Effect of fiscal policy on inflation in Burundi (2004-2022)
Abstract
This study investigated the effect of fiscal policy on inflation in Burundi from 2004-2022, using time series and quarterly data collected from the Institute of Statistics and Economics Studies in Burundi (ISTEEBU) and the Bank of the Republic of Burundi (BRB). The Auto-Regressive Distributed Lag and Error Correction Models were used to investigate the short-run and long-run effects of fiscal policy on inflation in Burundi.
The estimated short-run results revealed that inflation had a positive short-run effect on itself in the previous, second and third periods. Tax revenue had a positive effect on inflation in the previous and current periods but had a negative effect at second lag. Government expenditure had a negative effect on inflation at the current period and a positive effect at lag three. The results also, showed that interest rate and external debt had a negative effect on inflation at the current and second previous periods.
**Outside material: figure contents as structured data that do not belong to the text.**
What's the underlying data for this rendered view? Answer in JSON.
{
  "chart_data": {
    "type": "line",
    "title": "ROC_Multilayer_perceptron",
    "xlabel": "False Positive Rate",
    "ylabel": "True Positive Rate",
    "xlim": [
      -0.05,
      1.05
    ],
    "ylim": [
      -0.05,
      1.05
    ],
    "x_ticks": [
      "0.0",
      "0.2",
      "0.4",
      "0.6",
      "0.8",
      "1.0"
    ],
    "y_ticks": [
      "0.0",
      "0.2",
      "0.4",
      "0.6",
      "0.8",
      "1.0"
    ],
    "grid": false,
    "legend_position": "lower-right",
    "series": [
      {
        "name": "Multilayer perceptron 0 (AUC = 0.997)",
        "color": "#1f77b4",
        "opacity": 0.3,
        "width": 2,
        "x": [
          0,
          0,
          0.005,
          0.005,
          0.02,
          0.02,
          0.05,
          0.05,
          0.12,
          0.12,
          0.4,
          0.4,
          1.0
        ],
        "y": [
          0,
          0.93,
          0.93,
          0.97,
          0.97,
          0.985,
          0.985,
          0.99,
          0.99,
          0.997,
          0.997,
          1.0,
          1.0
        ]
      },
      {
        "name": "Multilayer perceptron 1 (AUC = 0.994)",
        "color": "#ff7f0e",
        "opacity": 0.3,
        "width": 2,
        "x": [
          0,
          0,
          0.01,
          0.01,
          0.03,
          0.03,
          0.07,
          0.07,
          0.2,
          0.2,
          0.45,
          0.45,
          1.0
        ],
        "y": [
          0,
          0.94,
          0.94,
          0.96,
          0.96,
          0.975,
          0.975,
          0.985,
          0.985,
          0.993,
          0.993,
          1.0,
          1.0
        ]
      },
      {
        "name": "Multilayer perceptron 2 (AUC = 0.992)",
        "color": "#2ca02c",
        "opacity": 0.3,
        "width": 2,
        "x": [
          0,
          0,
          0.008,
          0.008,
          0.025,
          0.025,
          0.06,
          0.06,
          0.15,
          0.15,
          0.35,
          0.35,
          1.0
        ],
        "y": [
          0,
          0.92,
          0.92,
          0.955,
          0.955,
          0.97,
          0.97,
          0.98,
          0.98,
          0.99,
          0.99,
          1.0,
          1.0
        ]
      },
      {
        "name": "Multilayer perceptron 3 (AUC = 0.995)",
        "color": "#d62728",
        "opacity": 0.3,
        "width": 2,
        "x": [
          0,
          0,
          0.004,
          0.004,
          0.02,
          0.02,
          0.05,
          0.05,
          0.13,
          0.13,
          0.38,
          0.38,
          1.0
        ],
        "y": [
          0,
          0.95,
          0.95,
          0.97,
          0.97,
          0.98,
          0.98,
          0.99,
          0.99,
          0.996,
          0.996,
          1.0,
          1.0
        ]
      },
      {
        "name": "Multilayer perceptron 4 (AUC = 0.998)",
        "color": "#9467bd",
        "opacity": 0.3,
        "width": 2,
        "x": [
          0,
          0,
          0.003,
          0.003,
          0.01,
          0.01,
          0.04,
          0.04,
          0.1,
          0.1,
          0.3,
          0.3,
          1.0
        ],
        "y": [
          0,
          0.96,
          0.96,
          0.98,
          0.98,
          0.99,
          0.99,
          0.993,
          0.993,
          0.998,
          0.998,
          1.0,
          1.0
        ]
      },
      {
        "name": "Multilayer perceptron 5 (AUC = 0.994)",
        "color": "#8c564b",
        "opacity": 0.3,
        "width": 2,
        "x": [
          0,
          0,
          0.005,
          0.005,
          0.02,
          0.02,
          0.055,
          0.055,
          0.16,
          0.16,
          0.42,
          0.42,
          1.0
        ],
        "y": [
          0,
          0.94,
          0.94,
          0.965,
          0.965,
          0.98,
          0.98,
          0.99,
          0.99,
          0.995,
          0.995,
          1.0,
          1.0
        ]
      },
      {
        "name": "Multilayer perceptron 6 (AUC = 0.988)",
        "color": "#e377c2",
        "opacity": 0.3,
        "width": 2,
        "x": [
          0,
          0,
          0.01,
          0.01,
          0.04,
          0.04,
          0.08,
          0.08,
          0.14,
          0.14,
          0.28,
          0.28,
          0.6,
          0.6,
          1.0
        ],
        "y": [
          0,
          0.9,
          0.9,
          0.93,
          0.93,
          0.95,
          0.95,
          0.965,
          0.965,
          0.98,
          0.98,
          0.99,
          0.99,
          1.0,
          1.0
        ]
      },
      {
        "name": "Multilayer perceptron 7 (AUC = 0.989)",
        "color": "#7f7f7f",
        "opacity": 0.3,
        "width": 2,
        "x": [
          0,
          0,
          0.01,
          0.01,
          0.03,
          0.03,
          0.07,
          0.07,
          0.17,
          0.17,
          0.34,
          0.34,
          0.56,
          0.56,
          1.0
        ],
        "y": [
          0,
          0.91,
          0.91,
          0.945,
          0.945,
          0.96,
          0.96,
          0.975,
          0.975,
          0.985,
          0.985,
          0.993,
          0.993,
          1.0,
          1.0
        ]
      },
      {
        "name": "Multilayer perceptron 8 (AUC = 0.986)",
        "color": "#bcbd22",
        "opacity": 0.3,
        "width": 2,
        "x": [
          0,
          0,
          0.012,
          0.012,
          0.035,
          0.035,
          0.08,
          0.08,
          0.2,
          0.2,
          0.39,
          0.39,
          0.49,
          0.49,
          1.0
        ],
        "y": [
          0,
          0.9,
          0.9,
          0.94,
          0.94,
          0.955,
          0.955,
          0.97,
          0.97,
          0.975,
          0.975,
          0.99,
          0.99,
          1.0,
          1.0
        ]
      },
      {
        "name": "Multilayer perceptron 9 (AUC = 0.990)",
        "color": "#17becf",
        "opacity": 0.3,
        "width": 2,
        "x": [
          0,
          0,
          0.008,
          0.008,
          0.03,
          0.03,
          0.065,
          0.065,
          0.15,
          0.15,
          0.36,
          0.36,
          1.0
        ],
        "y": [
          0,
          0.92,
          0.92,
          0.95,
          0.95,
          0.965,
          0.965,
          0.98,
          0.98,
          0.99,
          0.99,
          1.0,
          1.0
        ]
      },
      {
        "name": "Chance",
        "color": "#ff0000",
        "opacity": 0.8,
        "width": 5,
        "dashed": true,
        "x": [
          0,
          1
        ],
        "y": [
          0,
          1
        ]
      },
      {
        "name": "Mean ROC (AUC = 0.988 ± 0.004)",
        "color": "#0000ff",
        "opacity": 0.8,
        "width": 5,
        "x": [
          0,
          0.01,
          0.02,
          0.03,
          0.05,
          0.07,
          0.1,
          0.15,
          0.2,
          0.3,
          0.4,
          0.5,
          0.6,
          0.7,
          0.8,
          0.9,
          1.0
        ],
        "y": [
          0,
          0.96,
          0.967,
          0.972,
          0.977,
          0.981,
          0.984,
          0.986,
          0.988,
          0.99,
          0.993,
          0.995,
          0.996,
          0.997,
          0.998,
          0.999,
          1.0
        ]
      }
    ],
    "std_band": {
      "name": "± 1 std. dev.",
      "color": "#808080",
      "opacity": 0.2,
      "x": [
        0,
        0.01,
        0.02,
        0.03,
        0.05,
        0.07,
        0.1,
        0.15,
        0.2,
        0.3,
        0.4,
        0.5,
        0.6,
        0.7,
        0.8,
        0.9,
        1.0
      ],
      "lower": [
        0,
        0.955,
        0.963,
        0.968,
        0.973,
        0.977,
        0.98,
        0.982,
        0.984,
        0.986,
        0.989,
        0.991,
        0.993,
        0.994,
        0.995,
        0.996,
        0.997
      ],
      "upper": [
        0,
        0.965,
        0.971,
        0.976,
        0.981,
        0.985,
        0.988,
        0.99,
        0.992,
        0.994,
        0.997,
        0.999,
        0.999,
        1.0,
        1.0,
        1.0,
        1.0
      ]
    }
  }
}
The long-run estimates show that tax revenue had a positive significant effect on inflation (Coefficient = 109.913, p-value = 0.07) which means that a one percent increase in revenue resulted in an average of 1.09 percentage points increase in inflation. The government expenditure had a negative significant effect on inflation (Coefficient = -34.063, p-value = 0.042) implying that a one percent decrease in government expenditure resulted in an average 0.34 percentage points increase in inflation. External debt had a positive significant effect on inflation (Coefficient = 41.769, p-value = 0.000) demonstrating that a 1% increase in external debt was associated with an average of 0.41 percentage points increase in inflation. Furthermore, the Error Correction Model had a negative coefficient, implying that the interdependence between fiscal policy and inflation corrected its previous period’s disequilibrium at a rate of 0.704% quarterly to reach a steady state.
The study recommends the government should decrease the tax rate that decreases prevent the increasing rate of inflation. Moreover, the revenue generated from the tax should reduce the deficit rather than depending on external debt, as a potential factor for short- and long-term inflationary pressure. The government should increase expenses that influence investment to prevent demand-pull inflation because the investment in Burundi is too low and depends on imported goods. These factors attributed the increase in external debt to supplementing the external reserve. Also, the government should reduce external borrowing to supplement the deficit budgets by implementing tax and expenditure reforms that do not depend on tax rates.